There was a time when the tools and techniques we call Data Science belonged to a select few initiates. Their secrets were jealously guarded by those with advanced degrees, expensive SAS licenses, and even more expensive training. To extract value, an organization was required to outlay large investments in capital, expenses, and personnel. Those that had the size and scale required reaped huge rewards in the marketplace while the have nots suffered greatly.
In 2012, Harvard Business Review declared Data Scientist as the sexiest job of the 21st century. In early 2014, Burtch Works released its first comprehensive survey of Data Scientist salaries and found a weighted average annual salary of $137k. 2017’s version of the same study produced a weighted average of $150k for a 10% gain (hardly the salary growth one would expect given the skyrocketing demand for the profession…unless there was a commiserate increase in supply).
This supply increase represents the Democratization of Data Science.
Three main forces are driving this newfound accessibility: new tools, packaged scripts, and of course, new people. Many of the barriers that traditionally kept Data Science scarce and holy have been broken down.
Quite a bit of ink has been spilled on the topic of SAS versus R/Python over the years. There was a time not so long ago that predictive models required proc logistic data = mine; and damned are those who forgot the semi-colon. Before you could write your SAS procedure, you had to get a license for base SAS, SAS Stat, and potentially a host of other expensive additions. If you wanted an enterprise installation, you needed an enterprise budget. To learn SAS, you were taught as part of grad school, were tutored by existing programmers, or went to a number of locations for multi-thousand dollar classes offered by Dr. Goodnights’ employees. Open source code has finally broken through. It is just as easy to type glm(dep~ind, data=mine, family = binomial ()) or from.sklearn.linear_model import LogisticRegression before specifying your model from there. The big difference here is that R and Python cost nothing to install.
Packages and libraries are just the tip of the iceberg for coding help. Stack Overflow, GitHub, Kaggle, and Google all yield a wealth of code from snippets to fully contained scripts that allow today’s data scientists the ability to analyze and model data quickly and efficiently. Personal, company, and public code bases for solving many common problems enable getting more work done faster and for less. This also extends well into the data cleansing and manipulation tasks as companies such as Trifacta and others facilitate and ease once onerous chores. The dream of fully-automated machine learning is here. It just hasn’t been realized…yet.

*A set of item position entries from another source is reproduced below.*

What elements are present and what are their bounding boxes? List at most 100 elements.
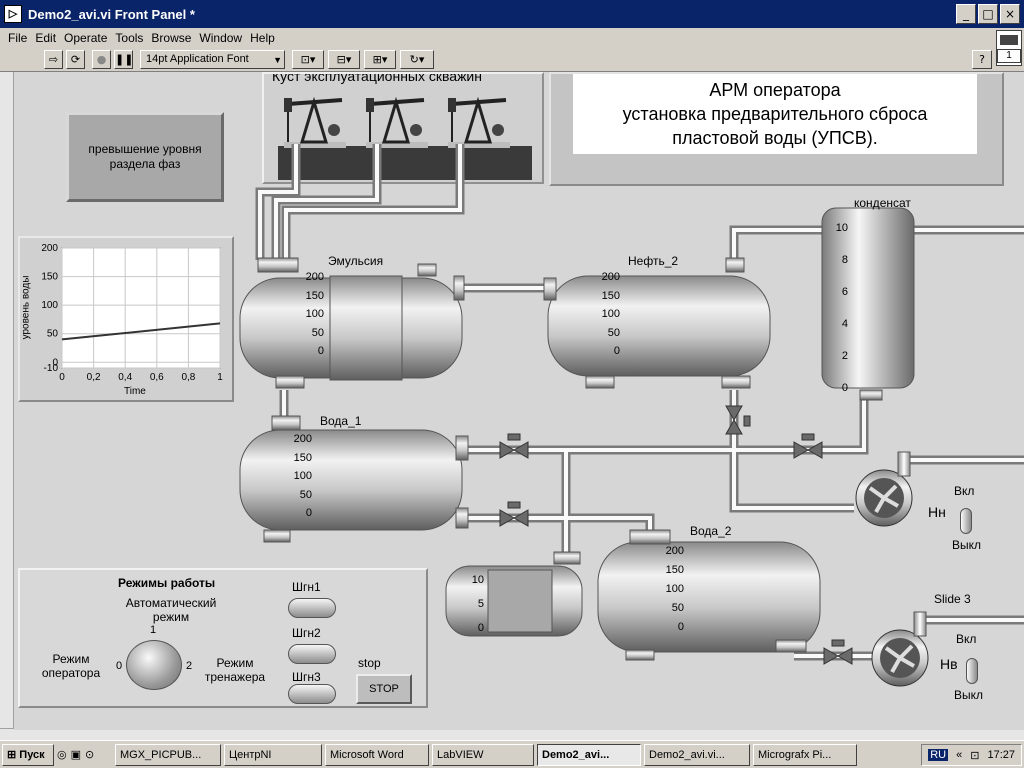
tick-label: 0 xyxy=(613,345,620,357)
title-line-2: установка предварительного сброса xyxy=(622,104,928,124)
water2-tank xyxy=(597,529,821,661)
title-line-3: пластовой воды (УПСВ). xyxy=(672,128,878,148)
menu-window[interactable]: Window xyxy=(199,31,242,45)
taskbar-item-centrni[interactable]: ЦентрNI xyxy=(224,743,322,766)
help-button[interactable]: ? xyxy=(972,50,992,69)
pumpjack-1-icon xyxy=(284,96,346,148)
menu-tools[interactable]: Tools xyxy=(115,31,143,45)
font-select[interactable]: 14pt Application Font ▼ xyxy=(140,50,285,69)
water1-tank-scale: 200 150 100 50 0 xyxy=(290,430,312,523)
tick-label: 8 xyxy=(841,254,848,266)
media-icon[interactable]: ⊙ xyxy=(85,748,94,761)
tick-label: 10 xyxy=(471,574,484,586)
pump-nn-off-label: Выкл xyxy=(952,538,982,552)
chart-y-tick-label: -10 xyxy=(44,363,59,374)
well-button-1[interactable] xyxy=(288,598,336,618)
chart-y-tick-label: 50 xyxy=(47,329,59,340)
oil2-tank-scale: 200 150 100 50 0 xyxy=(598,268,620,361)
taskbar-item-mgx[interactable]: MGX_PICPUB... xyxy=(115,743,221,766)
menu-operate[interactable]: Operate xyxy=(64,31,107,45)
start-button[interactable]: ⊞ Пуск xyxy=(2,743,54,766)
run-continuously-icon[interactable]: ⟳ xyxy=(66,50,85,69)
chart-plot: 0 0,2 0,4 0,6 0,8 1200150100500-10 xyxy=(41,243,223,383)
stop-label: stop xyxy=(358,656,381,670)
wells-cluster: Куст эксплуатационных скважин xyxy=(262,72,544,184)
tick-label: 150 xyxy=(305,289,324,302)
pump-nn-toggle[interactable] xyxy=(960,508,972,534)
tick-label: 5 xyxy=(477,598,484,610)
oil2-tank xyxy=(543,257,771,389)
tick-label: 0 xyxy=(841,382,848,394)
tick-label: 10 xyxy=(835,222,848,234)
language-indicator[interactable]: RU xyxy=(928,749,949,761)
run-arrow-icon[interactable]: ⇨ xyxy=(44,50,63,69)
chart-y-tick-label: 100 xyxy=(41,300,58,311)
close-button[interactable]: × xyxy=(1000,4,1020,24)
tray-app-icon[interactable]: ⊡ xyxy=(970,749,979,762)
tick-label: 150 xyxy=(601,289,620,302)
save-icon[interactable]: ▣ xyxy=(71,748,81,761)
chart-plot-area xyxy=(61,247,221,369)
connector-pane-icon: 1 xyxy=(997,49,1021,63)
menu-file[interactable]: File xyxy=(8,31,27,45)
pump-nv-off-label: Выкл xyxy=(954,688,984,702)
water-level-chart: 0 0,2 0,4 0,6 0,8 1 200 150 100 50 0 -10 уровень во… xyxy=(18,236,234,402)
taskbar-item-labview[interactable]: LabVIEW xyxy=(432,743,534,766)
well-button-2[interactable] xyxy=(288,644,336,664)
trainer-mode-value: 2 xyxy=(186,660,193,672)
windows-logo-icon: ⊞ xyxy=(7,748,20,761)
small-tank-scale: 10 5 0 xyxy=(468,568,484,640)
window-title: Demo2_avi.vi Front Panel * xyxy=(28,6,195,22)
emulsion-tank-scale: 200 150 100 50 0 xyxy=(302,268,324,361)
taskbar-item-micrografx[interactable]: Micrografx Pi... xyxy=(753,743,857,766)
tick-label: 50 xyxy=(671,602,684,614)
reorder-icon[interactable]: ↻▾ xyxy=(400,50,434,69)
taskbar-item-demo2-diagram[interactable]: Demo2_avi.vi... xyxy=(644,743,750,766)
tick-label: 50 xyxy=(311,326,324,339)
taskbar-item-demo2-panel[interactable]: Demo2_avi... xyxy=(537,743,641,766)
modes-title: Режимы работы xyxy=(118,576,216,590)
minimize-button[interactable]: _ xyxy=(956,4,976,24)
pump-nv-toggle[interactable] xyxy=(966,658,978,684)
stop-button[interactable]: STOP xyxy=(356,674,412,704)
small-tank xyxy=(445,551,583,637)
abort-icon[interactable]: ● xyxy=(92,50,111,69)
taskbar-item-word[interactable]: Microsoft Word xyxy=(325,743,429,766)
tray-chevron-icon[interactable]: « xyxy=(956,749,962,761)
vi-icon[interactable]: 1 xyxy=(996,30,1022,66)
chart-x-tick-label: 1 xyxy=(217,372,223,383)
oil2-tank-label: Нефть_2 xyxy=(628,254,679,268)
tick-label: 200 xyxy=(601,271,620,283)
menu-browse[interactable]: Browse xyxy=(151,31,191,45)
vertical-scrollbar[interactable] xyxy=(0,72,14,730)
phase-level-alarm-button[interactable]: превышение уровня раздела фаз xyxy=(66,112,224,202)
mode-selector-knob[interactable] xyxy=(126,640,182,690)
chart-x-tick-label: 0,6 xyxy=(150,372,164,383)
water2-tank-label: Вода_2 xyxy=(690,524,732,538)
browser-icon[interactable]: ◎ xyxy=(57,748,67,761)
distribute-objects-icon[interactable]: ⊟▾ xyxy=(328,50,360,69)
tick-label: 2 xyxy=(841,350,848,362)
menu-help[interactable]: Help xyxy=(250,31,275,45)
align-objects-icon[interactable]: ⊡▾ xyxy=(292,50,324,69)
vi-icon-graphic xyxy=(1000,35,1018,45)
menu-edit[interactable]: Edit xyxy=(35,31,56,45)
resize-objects-icon[interactable]: ⊞▾ xyxy=(364,50,396,69)
chart-x-tick-label: 0 xyxy=(59,372,65,383)
title-box: АРМ оператора установка предварительного… xyxy=(573,74,977,154)
pause-icon[interactable]: ❚❚ xyxy=(114,50,133,69)
maximize-button[interactable]: □ xyxy=(978,4,998,24)
well-button-3-label: Шгн3 xyxy=(292,670,321,684)
well-button-3[interactable] xyxy=(288,684,336,704)
tick-label: 4 xyxy=(841,318,848,330)
pumpjack-2-icon xyxy=(366,96,428,148)
well-button-2-label: Шгн2 xyxy=(292,626,321,640)
start-label: Пуск xyxy=(19,748,45,761)
tick-label: 6 xyxy=(841,286,848,298)
tick-label: 0 xyxy=(305,507,312,519)
tick-label: 50 xyxy=(299,488,312,501)
chart-ylabel: уровень воды xyxy=(20,275,32,340)
title-line-1: АРМ оператора xyxy=(709,80,841,100)
tick-label: 200 xyxy=(293,433,312,445)
menu-bar: File Edit Operate Tools Browse Window He… xyxy=(0,28,1024,47)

Advanced degrees are still expected but the availability and variety of academic programs that contribute to the development of data scientists have been increasing. In-depth online training is available for free and is uses real data sets for users to hone their skills. People are flooding in from adjacent functions; DBA’s, developers, data analysts, and the like are all upgrading their skills to fill increased demand. They bring a variety of expertise, domain knowledge, and fresh perspectives which oftentimes yield novel approaches to problem solving.
So, what does all this Democratization of Data Science mean? Quite simply, we can dive further down the marginal return curves than ever before and apply data-driven modeled approaches to problem solving…at scale. Data Science is no longer limited to solving billion-dollar problems. Incremental improvements on several million dollars are enough to offset the costs of the analyses. During 2018 and beyond, these trends will continue making data science increasingly accessible to the masses.